Xu Ruolan miró a su padre con rabia.
¿Cómo podía su padre confiarla a Ning Fan sin ninguna ceremonia, así como si nada?
—Aunque no estés de acuerdo, tienes que estarlo. Ya tienes una edad; ¿de verdad quieres esperar a que se te pase el arroz y ya nadie te quiera para quedarte satisfecha?
Xu Chengyuan dijo enfadado, con un tono que no admitía discusión.
—¡Pero…!
—No hay peros que valgan. Ya lo he decidido. El Doctor Dios Ning no tiene objeciones, ¡así que comprométanse y ya está!
¿De verdad iba a comprometerse con Ning Fan?
Al pensar en esto, Xu Ruolan estaba muy enfadada, pero por alguna razón desconocida, también sentía una ligera emoción en su interior.
Aun así, sintió que debía mostrar su reticencia; al menos no podía dejar que Ning Fan se volviera demasiado complaciente.
—Si no dices nada, lo tomaré como tu consentimiento. Doctor Dios Ning, dado que ese es el caso, el acuerdo de matrimonio entre usted y mi hija está decidido.

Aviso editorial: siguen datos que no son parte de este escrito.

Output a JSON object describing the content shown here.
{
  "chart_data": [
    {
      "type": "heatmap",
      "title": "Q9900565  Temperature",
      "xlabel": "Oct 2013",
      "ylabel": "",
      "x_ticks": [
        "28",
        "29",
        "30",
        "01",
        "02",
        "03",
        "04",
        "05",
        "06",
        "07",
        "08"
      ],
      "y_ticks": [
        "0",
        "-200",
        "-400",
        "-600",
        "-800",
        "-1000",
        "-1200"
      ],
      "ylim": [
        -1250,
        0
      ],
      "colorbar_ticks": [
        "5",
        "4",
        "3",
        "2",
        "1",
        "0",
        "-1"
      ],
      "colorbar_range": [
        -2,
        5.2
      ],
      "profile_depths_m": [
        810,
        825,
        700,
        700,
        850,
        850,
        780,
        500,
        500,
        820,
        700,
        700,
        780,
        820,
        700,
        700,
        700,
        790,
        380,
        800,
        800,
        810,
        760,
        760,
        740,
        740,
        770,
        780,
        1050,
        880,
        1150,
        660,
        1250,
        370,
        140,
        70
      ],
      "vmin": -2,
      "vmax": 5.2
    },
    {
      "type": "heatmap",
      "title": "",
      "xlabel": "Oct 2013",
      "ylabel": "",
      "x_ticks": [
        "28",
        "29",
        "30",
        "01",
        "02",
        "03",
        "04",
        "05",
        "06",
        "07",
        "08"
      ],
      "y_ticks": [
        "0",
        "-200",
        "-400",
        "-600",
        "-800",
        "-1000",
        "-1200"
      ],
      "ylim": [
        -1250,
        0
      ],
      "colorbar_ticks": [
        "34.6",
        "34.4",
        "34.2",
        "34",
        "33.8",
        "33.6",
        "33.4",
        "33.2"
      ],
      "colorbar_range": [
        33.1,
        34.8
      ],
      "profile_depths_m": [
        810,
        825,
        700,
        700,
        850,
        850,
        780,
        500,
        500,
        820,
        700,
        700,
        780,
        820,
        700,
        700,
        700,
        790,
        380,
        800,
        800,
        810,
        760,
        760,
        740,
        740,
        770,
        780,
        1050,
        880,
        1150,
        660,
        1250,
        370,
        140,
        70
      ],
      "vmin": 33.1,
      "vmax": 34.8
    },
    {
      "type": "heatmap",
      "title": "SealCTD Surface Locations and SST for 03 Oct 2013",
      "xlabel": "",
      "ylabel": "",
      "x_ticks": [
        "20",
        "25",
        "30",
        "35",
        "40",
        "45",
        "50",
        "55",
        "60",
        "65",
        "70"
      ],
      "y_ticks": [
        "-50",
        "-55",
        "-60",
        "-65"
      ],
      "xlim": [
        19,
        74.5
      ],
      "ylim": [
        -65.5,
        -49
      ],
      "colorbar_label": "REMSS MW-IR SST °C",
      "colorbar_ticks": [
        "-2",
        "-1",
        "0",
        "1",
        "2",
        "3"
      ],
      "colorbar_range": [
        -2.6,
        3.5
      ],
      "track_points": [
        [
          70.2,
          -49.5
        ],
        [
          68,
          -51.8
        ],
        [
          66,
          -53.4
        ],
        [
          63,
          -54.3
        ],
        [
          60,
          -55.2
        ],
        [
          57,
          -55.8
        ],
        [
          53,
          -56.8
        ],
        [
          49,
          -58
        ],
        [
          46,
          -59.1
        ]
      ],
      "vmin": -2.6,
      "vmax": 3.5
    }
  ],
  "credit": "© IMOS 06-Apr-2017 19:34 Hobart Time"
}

Aunque todavía no estén casados, no hay necesidad de formalidades de ahora en adelante, ¡ya somos familia! ¡Ja, ja, ja!
Xu Chengyuan se rio, habiendo logrado su objetivo, y luego sirvió una copa de vino a su competente yerno, y los dos bebieron unas cuantas copas.
Para no molestarlos y para evitar que cualquiera de los dos encontrara una oportunidad para oponerse, Xu Chengyuan no tardó en marcharse rápidamente.
Después de que Xu Chengyuan se fuera, Ning Fan, que se había quedado, miró el rostro enfadado y reticente de Xu Ruolan y, con toda la cara del mundo, la llamó: —¡Esposa!
El cuerpo de la hermosa CEO tembló, su cara se sonrojó, y evitando deliberadamente mirar a Ning Fan, replicó a regañadientes: —¡No me llames esposa!